On Fri, Sep 25, 2020 at 11:31:14AM +0100, Mark Rutland wrote:
Agreed. I think if we really need something like this, something between XPFO and DEBUG_PAGEALLOC would be generally better, since:
- Secretmem puts userspace in charge of kernel internals (AFAICT without any ulimits?), so that seems like an avenue for malicious or buggy userspace to exploit and trigger DoS, etc. The other approaches leave the kernel in charge at all times, and it's a system-level choice which is easier to reason about and test.
Secretmem obeys RLIMIT_MLOCK. I don't see why it "puts userpspace in charge of kernel internals" more than other system calls. The fact that memory is dropped from linear/direct mapping does not make userspace in charge of the kernel internals. The fact that this is not system-level actually makes it more controllable and tunable, IMHO.
- Secretmem interaction with existing ABIs is unclear. Should uaccess primitives work for secretmem? If so, this means that it's not valid to transform direct uaccesses in syscalls etc into accesses via the linear/direct map. If not, how do we prevent syscalls? The other approaches are clear that this should always work, but the kernel should avoid mappings wherever possible.
Our idea was that direct uaccess in the context of the process that owns the secretmem should work and that transforming the direct uaccesses into accesses via the linear map would be valid only when allowed explicitly. E.g with addition of FOLL_SOMETHING to gup. Yet, this would be required for any implementation of memory areas that excludes pages from the linear mapping.
- The uncached option doesn't work in a number of situations, such as systems which are purely cache coherent at all times, or where the hypervisor has overridden attributes. The kernel cannot even know that whther this works as intended. On its own this doens't solve a particular problem, and I think this is a solution looking for a problem.
As we discussed at one of the previous iterations, the uncached makes sense for x86 to reduce availability of side channels and I've only enabled uncached mappings on x86.
... and fundamentally, this seems like a "more security, please" option that is going to be abused, since everyone wants security, regardless of how we say it *should* be used.
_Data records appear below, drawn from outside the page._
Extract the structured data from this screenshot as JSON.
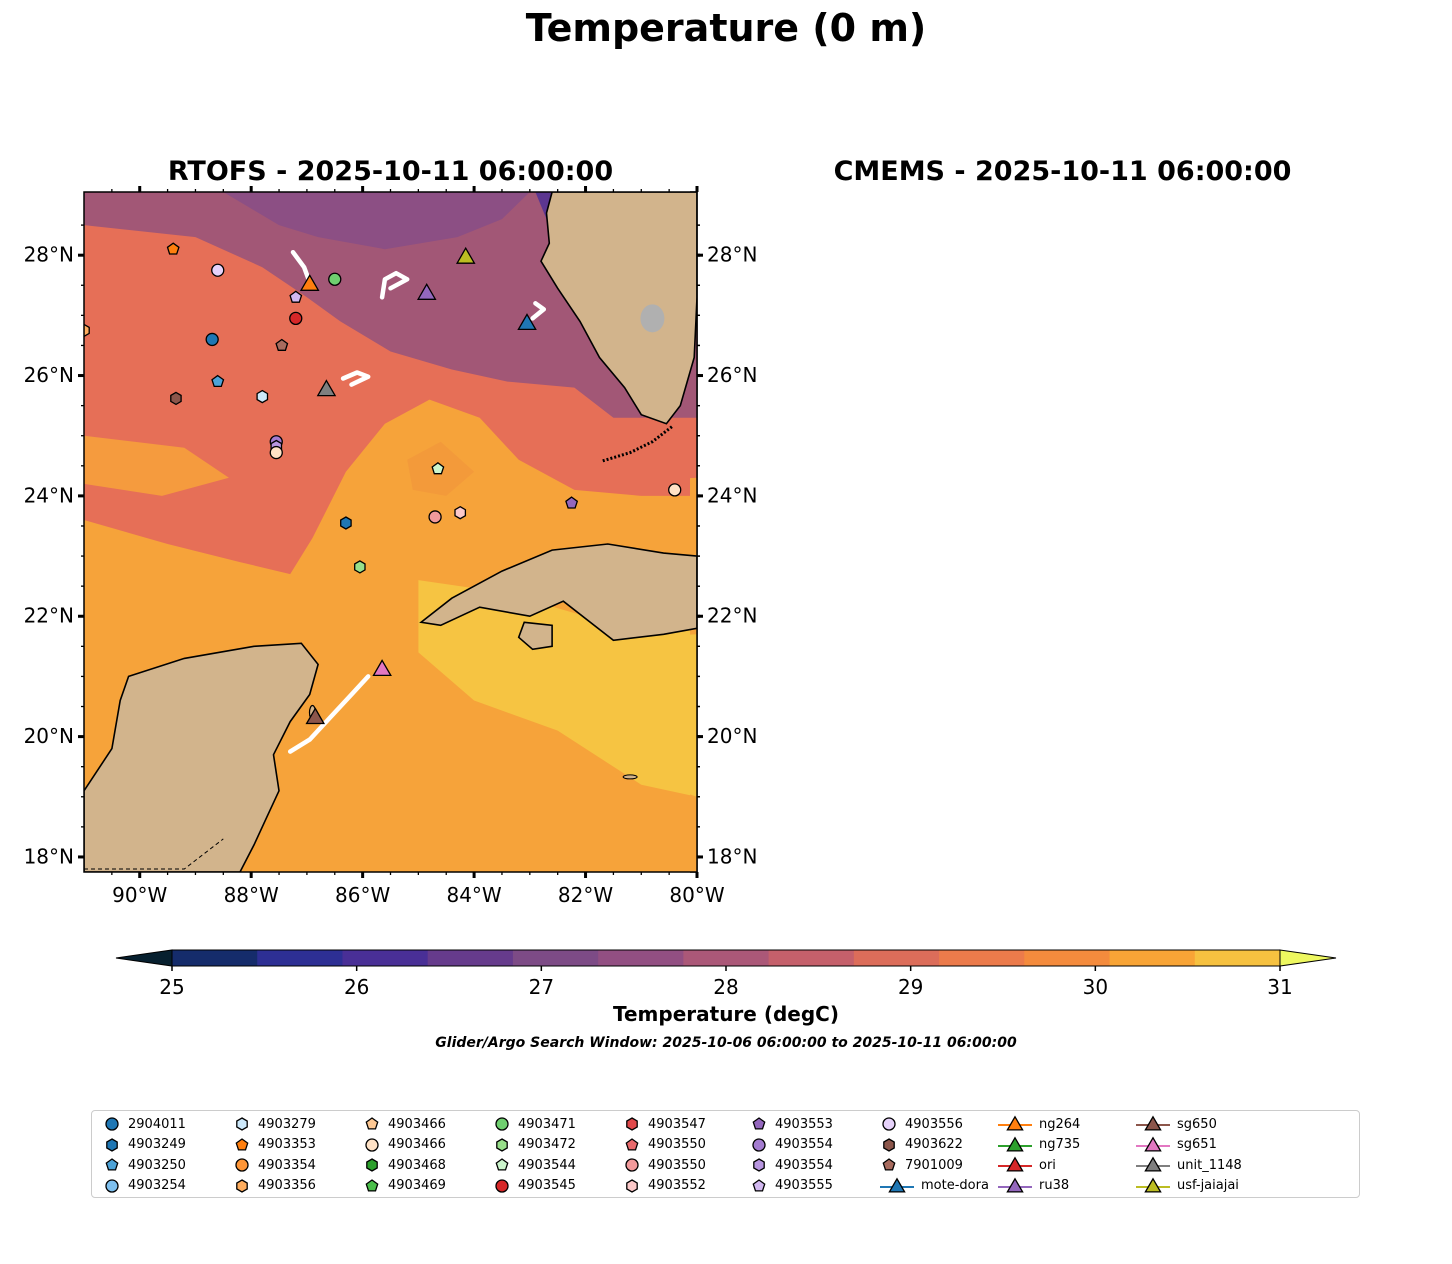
{
  "title": "Temperature (0 m)",
  "maps": [
    {
      "title": "RTOFS - 2025-10-11 06:00:00",
      "variant": "rtofs"
    },
    {
      "title": "CMEMS - 2025-10-11 06:00:00",
      "variant": "cmems"
    }
  ],
  "axes": {
    "lon_ticks": [
      "90°W",
      "88°W",
      "86°W",
      "84°W",
      "82°W",
      "80°W"
    ],
    "lat_ticks": [
      "28°N",
      "26°N",
      "24°N",
      "22°N",
      "20°N",
      "18°N"
    ]
  },
  "colorbar": {
    "label": "Temperature (degC)",
    "ticks": [
      "25",
      "26",
      "27",
      "28",
      "29",
      "30",
      "31"
    ],
    "colors": [
      "#0b2a45",
      "#152c6b",
      "#2d2f94",
      "#492f96",
      "#663b8c",
      "#7d4b86",
      "#924f82",
      "#ab5878",
      "#c5606b",
      "#dc6d5a",
      "#ec7b4b",
      "#f48b3d",
      "#f8a436",
      "#f6c140"
    ],
    "min_color": "#07202f",
    "max_color": "#eef860"
  },
  "search_window": "Glider/Argo Search Window: 2025-10-06 06:00:00 to 2025-10-11 06:00:00",
  "legend": [
    {
      "label": "2904011",
      "shape": "circle",
      "color": "#1f77b4"
    },
    {
      "label": "4903249",
      "shape": "hexagon",
      "color": "#1f77b4"
    },
    {
      "label": "4903250",
      "shape": "pentagon",
      "color": "#4da3d8"
    },
    {
      "label": "4903254",
      "shape": "circle",
      "color": "#7ec0ef"
    },
    {
      "label": "4903279",
      "shape": "hexagon",
      "color": "#cde9fb"
    },
    {
      "label": "4903353",
      "shape": "pentagon",
      "color": "#ff7f0e"
    },
    {
      "label": "4903354",
      "shape": "circle",
      "color": "#ff9637"
    },
    {
      "label": "4903356",
      "shape": "hexagon",
      "color": "#ffad5e"
    },
    {
      "label": "4903466",
      "shape": "pentagon",
      "color": "#ffc994"
    },
    {
      "label": "4903466",
      "shape": "circle",
      "color": "#ffe2c6"
    },
    {
      "label": "4903468",
      "shape": "hexagon",
      "color": "#2ca02c"
    },
    {
      "label": "4903469",
      "shape": "pentagon",
      "color": "#4bbf4b"
    },
    {
      "label": "4903471",
      "shape": "circle",
      "color": "#6fcf6f"
    },
    {
      "label": "4903472",
      "shape": "hexagon",
      "color": "#98df8a"
    },
    {
      "label": "4903544",
      "shape": "pentagon",
      "color": "#ccf5cc"
    },
    {
      "label": "4903545",
      "shape": "circle",
      "color": "#d62728"
    },
    {
      "label": "4903547",
      "shape": "hexagon",
      "color": "#e0484a"
    },
    {
      "label": "4903550",
      "shape": "pentagon",
      "color": "#ea6b6d"
    },
    {
      "label": "4903550",
      "shape": "circle",
      "color": "#f29a9b"
    },
    {
      "label": "4903552",
      "shape": "hexagon",
      "color": "#fcc9c9"
    },
    {
      "label": "4903553",
      "shape": "pentagon",
      "color": "#9467bd"
    },
    {
      "label": "4903554",
      "shape": "circle",
      "color": "#a47cd0"
    },
    {
      "label": "4903554",
      "shape": "hexagon",
      "color": "#b896e0"
    },
    {
      "label": "4903555",
      "shape": "pentagon",
      "color": "#d2b8f0"
    },
    {
      "label": "4903556",
      "shape": "circle",
      "color": "#e6d2fa"
    },
    {
      "label": "4903622",
      "shape": "hexagon",
      "color": "#8c564b"
    },
    {
      "label": "7901009",
      "shape": "pentagon",
      "color": "#a86b5e"
    },
    {
      "label": "mote-dora",
      "shape": "triangle-line",
      "color": "#1f77b4"
    },
    {
      "label": "ng264",
      "shape": "triangle-line",
      "color": "#ff7f0e"
    },
    {
      "label": "ng735",
      "shape": "triangle-line",
      "color": "#2ca02c"
    },
    {
      "label": "ori",
      "shape": "triangle-line",
      "color": "#d62728"
    },
    {
      "label": "ru38",
      "shape": "triangle-line",
      "color": "#9467bd"
    },
    {
      "label": "sg650",
      "shape": "triangle-line",
      "color": "#8c564b"
    },
    {
      "label": "sg651",
      "shape": "triangle-line",
      "color": "#e377c2"
    },
    {
      "label": "unit_1148",
      "shape": "triangle-line",
      "color": "#7f7f7f"
    },
    {
      "label": "usf-jaiajai",
      "shape": "triangle-line",
      "color": "#bcbd22"
    }
  ],
  "markers": [
    {
      "name": "4903353",
      "shape": "pentagon",
      "color": "#ff7f0e",
      "lon": -89.4,
      "lat": 28.1
    },
    {
      "name": "4903556",
      "shape": "circle",
      "color": "#e6d2fa",
      "lon": -88.6,
      "lat": 27.75
    },
    {
      "name": "4903555",
      "shape": "pentagon",
      "color": "#d2b8f0",
      "lon": -87.2,
      "lat": 27.3
    },
    {
      "name": "4903545",
      "shape": "circle",
      "color": "#d62728",
      "lon": -87.2,
      "lat": 26.95
    },
    {
      "name": "4903471",
      "shape": "circle",
      "color": "#6fcf6f",
      "lon": -86.5,
      "lat": 27.6
    },
    {
      "name": "4903356",
      "shape": "hexagon",
      "color": "#ffad5e",
      "lon": -91.0,
      "lat": 26.75
    },
    {
      "name": "2904011",
      "shape": "circle",
      "color": "#1f77b4",
      "lon": -88.7,
      "lat": 26.6
    },
    {
      "name": "7901009",
      "shape": "pentagon",
      "color": "#a86b5e",
      "lon": -87.45,
      "lat": 26.5
    },
    {
      "name": "4903250",
      "shape": "pentagon",
      "color": "#4da3d8",
      "lon": -88.6,
      "lat": 25.9
    },
    {
      "name": "4903622",
      "shape": "hexagon",
      "color": "#8c564b",
      "lon": -89.35,
      "lat": 25.62
    },
    {
      "name": "4903279",
      "shape": "hexagon",
      "color": "#cde9fb",
      "lon": -87.8,
      "lat": 25.65
    },
    {
      "name": "4903554",
      "shape": "circle",
      "color": "#a47cd0",
      "lon": -87.55,
      "lat": 24.9
    },
    {
      "name": "4903554b",
      "shape": "hexagon",
      "color": "#b896e0",
      "lon": -87.55,
      "lat": 24.82
    },
    {
      "name": "4903466",
      "shape": "circle",
      "color": "#ffe2c6",
      "lon": -87.55,
      "lat": 24.72
    },
    {
      "name": "4903544",
      "shape": "pentagon",
      "color": "#ccf5cc",
      "lon": -84.65,
      "lat": 24.45
    },
    {
      "name": "4903249",
      "shape": "hexagon",
      "color": "#1f77b4",
      "lon": -86.3,
      "lat": 23.55
    },
    {
      "name": "4903550",
      "shape": "circle",
      "color": "#f29a9b",
      "lon": -84.7,
      "lat": 23.65
    },
    {
      "name": "4903552",
      "shape": "hexagon",
      "color": "#fcc9c9",
      "lon": -84.25,
      "lat": 23.72
    },
    {
      "name": "4903553",
      "shape": "pentagon",
      "color": "#9467bd",
      "lon": -82.25,
      "lat": 23.88
    },
    {
      "name": "4903472",
      "shape": "hexagon",
      "color": "#98df8a",
      "lon": -86.05,
      "lat": 22.82
    },
    {
      "name": "4903466b",
      "shape": "circle",
      "color": "#ffe2c6",
      "lon": -80.4,
      "lat": 24.1
    },
    {
      "name": "ng264",
      "shape": "triangle",
      "color": "#ff7f0e",
      "lon": -86.95,
      "lat": 27.5
    },
    {
      "name": "usf-jaiajai",
      "shape": "triangle",
      "color": "#bcbd22",
      "lon": -84.15,
      "lat": 27.95
    },
    {
      "name": "ru38",
      "shape": "triangle",
      "color": "#9467bd",
      "lon": -84.85,
      "lat": 27.35
    },
    {
      "name": "mote-dora",
      "shape": "triangle",
      "color": "#1f77b4",
      "lon": -83.05,
      "lat": 26.85
    },
    {
      "name": "unit_1148",
      "shape": "triangle",
      "color": "#7f7f7f",
      "lon": -86.65,
      "lat": 25.75
    },
    {
      "name": "sg651",
      "shape": "triangle",
      "color": "#e377c2",
      "lon": -85.65,
      "lat": 21.1
    },
    {
      "name": "sg650",
      "shape": "triangle",
      "color": "#8c564b",
      "lon": -86.85,
      "lat": 20.3
    }
  ],
  "tracks": [
    [
      [
        -87.25,
        28.05
      ],
      [
        -87.05,
        27.8
      ],
      [
        -86.95,
        27.55
      ]
    ],
    [
      [
        -85.65,
        27.3
      ],
      [
        -85.6,
        27.6
      ],
      [
        -85.4,
        27.7
      ],
      [
        -85.2,
        27.6
      ],
      [
        -85.5,
        27.45
      ]
    ],
    [
      [
        -82.9,
        27.2
      ],
      [
        -82.75,
        27.1
      ],
      [
        -82.95,
        26.95
      ]
    ],
    [
      [
        -86.35,
        25.95
      ],
      [
        -86.1,
        26.05
      ],
      [
        -85.9,
        25.98
      ],
      [
        -86.2,
        25.85
      ]
    ],
    [
      [
        -87.3,
        19.75
      ],
      [
        -86.95,
        19.95
      ],
      [
        -86.6,
        20.3
      ],
      [
        -86.2,
        20.7
      ],
      [
        -85.9,
        21.0
      ]
    ]
  ]
}
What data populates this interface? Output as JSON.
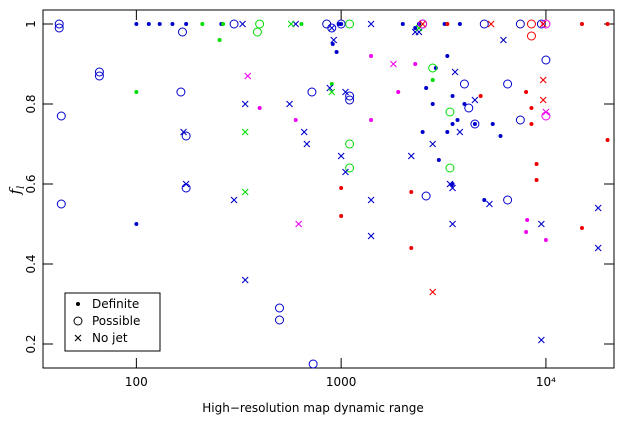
{
  "chart_data": {
    "type": "scatter",
    "x_label": "High−resolution map dynamic range",
    "y_label": {
      "text": "f",
      "sub": "l"
    },
    "log_x": true,
    "xlim": [
      35,
      21500
    ],
    "ylim": [
      0.14,
      1.035
    ],
    "xticks": [
      100,
      1000,
      {
        "value": 10000,
        "label": "10⁴"
      }
    ],
    "yticks": [
      0.2,
      0.4,
      0.6,
      0.8,
      1
    ],
    "legend_position": "lower left",
    "series": [
      {
        "name": "Definite",
        "marker": "dot",
        "legend_color": "#000000",
        "groups": [
          {
            "color": "#0000cc",
            "x": [
              100,
              115,
              130,
              150,
              175,
              260,
              980,
              2000,
              2400,
              3200,
              3800,
              100,
              910,
              950,
              2300,
              1000,
              2600,
              2800,
              2500,
              3000,
              3300,
              3500,
              2900,
              3300,
              3500,
              3700,
              4000,
              4500,
              5000,
              5500,
              3500,
              6000
            ],
            "values": [
              1.0,
              1.0,
              1.0,
              1.0,
              1.0,
              1.0,
              1.0,
              1.0,
              1.0,
              1.0,
              1.0,
              0.5,
              0.95,
              0.93,
              0.99,
              1.0,
              0.84,
              0.8,
              0.73,
              0.66,
              0.73,
              0.75,
              0.89,
              0.92,
              0.82,
              0.76,
              0.8,
              0.75,
              0.56,
              0.75,
              0.6,
              0.72
            ]
          },
          {
            "color": "#00dd00",
            "x": [
              100,
              210,
              255,
              265,
              640,
              900,
              2800
            ],
            "values": [
              0.83,
              1.0,
              0.96,
              1.0,
              1.0,
              0.85,
              0.86
            ]
          },
          {
            "color": "#ee00ee",
            "x": [
              400,
              600,
              1400,
              1900,
              1400,
              8000,
              8100,
              10000,
              2300
            ],
            "values": [
              0.79,
              0.76,
              0.76,
              0.83,
              0.92,
              0.48,
              0.51,
              0.46,
              0.9
            ]
          },
          {
            "color": "#ee0000",
            "x": [
              1000,
              1000,
              2200,
              2200,
              4800,
              8000,
              8500,
              8500,
              9000,
              9000,
              15000,
              20000,
              20000,
              15000,
              3300
            ],
            "values": [
              0.59,
              0.52,
              0.58,
              0.44,
              0.82,
              0.83,
              0.75,
              0.79,
              0.65,
              0.61,
              1.0,
              1.0,
              0.71,
              0.49,
              1.0
            ]
          }
        ]
      },
      {
        "name": "Possible",
        "marker": "circle",
        "legend_color": "#000000",
        "groups": [
          {
            "color": "#0000cc",
            "x": [
              42,
              42,
              43,
              43,
              66,
              66,
              165,
              168,
              175,
              175,
              300,
              500,
              500,
              720,
              730,
              850,
              900,
              1000,
              1100,
              1100,
              2600,
              2500,
              4000,
              4200,
              4500,
              6500,
              6500,
              7500,
              7500,
              10000,
              9500,
              5000
            ],
            "values": [
              1.0,
              0.99,
              0.77,
              0.55,
              0.88,
              0.87,
              0.83,
              0.98,
              0.72,
              0.59,
              1.0,
              0.29,
              0.26,
              0.83,
              0.15,
              1.0,
              0.99,
              1.0,
              0.82,
              0.81,
              0.57,
              1.0,
              0.85,
              0.79,
              0.75,
              0.85,
              0.56,
              1.0,
              0.76,
              0.91,
              1.0,
              1.0
            ]
          },
          {
            "color": "#00dd00",
            "x": [
              390,
              400,
              1100,
              1100,
              1100,
              2800,
              3400,
              3400
            ],
            "values": [
              0.98,
              1.0,
              1.0,
              0.64,
              0.7,
              0.89,
              0.78,
              0.64
            ]
          },
          {
            "color": "#ee00ee",
            "x": [
              10000,
              10000,
              2500
            ],
            "values": [
              0.77,
              1.0,
              1.0
            ]
          },
          {
            "color": "#ee0000",
            "x": [
              8500,
              8500
            ],
            "values": [
              0.97,
              1.0
            ]
          }
        ]
      },
      {
        "name": "No jet",
        "marker": "cross",
        "legend_color": "#000000",
        "groups": [
          {
            "color": "#0000cc",
            "x": [
              170,
              175,
              300,
              330,
              340,
              340,
              560,
              600,
              660,
              680,
              880,
              900,
              920,
              1000,
              1050,
              1050,
              1400,
              1400,
              1400,
              2200,
              2400,
              2800,
              3500,
              3500,
              3600,
              3800,
              4500,
              5300,
              6200,
              9500,
              9500,
              18000,
              18000,
              2300,
              3400
            ],
            "values": [
              0.73,
              0.6,
              0.56,
              1.0,
              0.8,
              0.36,
              0.8,
              1.0,
              0.73,
              0.7,
              0.84,
              0.99,
              0.96,
              0.67,
              0.63,
              0.83,
              1.0,
              0.56,
              0.47,
              0.67,
              0.98,
              0.7,
              0.59,
              0.5,
              0.88,
              0.73,
              0.81,
              0.55,
              0.96,
              0.5,
              0.21,
              0.54,
              0.44,
              0.98,
              0.6
            ]
          },
          {
            "color": "#00dd00",
            "x": [
              340,
              340,
              900,
              570,
              2400
            ],
            "values": [
              0.73,
              0.58,
              0.83,
              1.0,
              0.99
            ]
          },
          {
            "color": "#ee00ee",
            "x": [
              350,
              620,
              1800,
              10000
            ],
            "values": [
              0.87,
              0.5,
              0.9,
              0.78
            ]
          },
          {
            "color": "#ee0000",
            "x": [
              2500,
              2800,
              5400,
              9700,
              9700,
              9700
            ],
            "values": [
              1.0,
              0.33,
              1.0,
              0.86,
              0.81,
              1.0
            ]
          }
        ]
      }
    ]
  }
}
The few use-cases that may make sense (e.g. protection of ketys and/or crypto secrrets), aren't going to be able to rely on this (since e.g. other uses may depelete memory pools), so this is going to be best-effort. With all that in mind, I struggle to beleive that this is going to be worth the maintenance cost (e.g. with any issues arising from uaccess, IO, etc).
I think that making secretmem a file descriptor that only allows mmap() already makes it quite self contained and simple. There could be several cases that will need special treatment, but I don't think it will have large maintenance cost. I've run syzkaller for some time with memfd_secret() enabled and I never hit a crash because of it.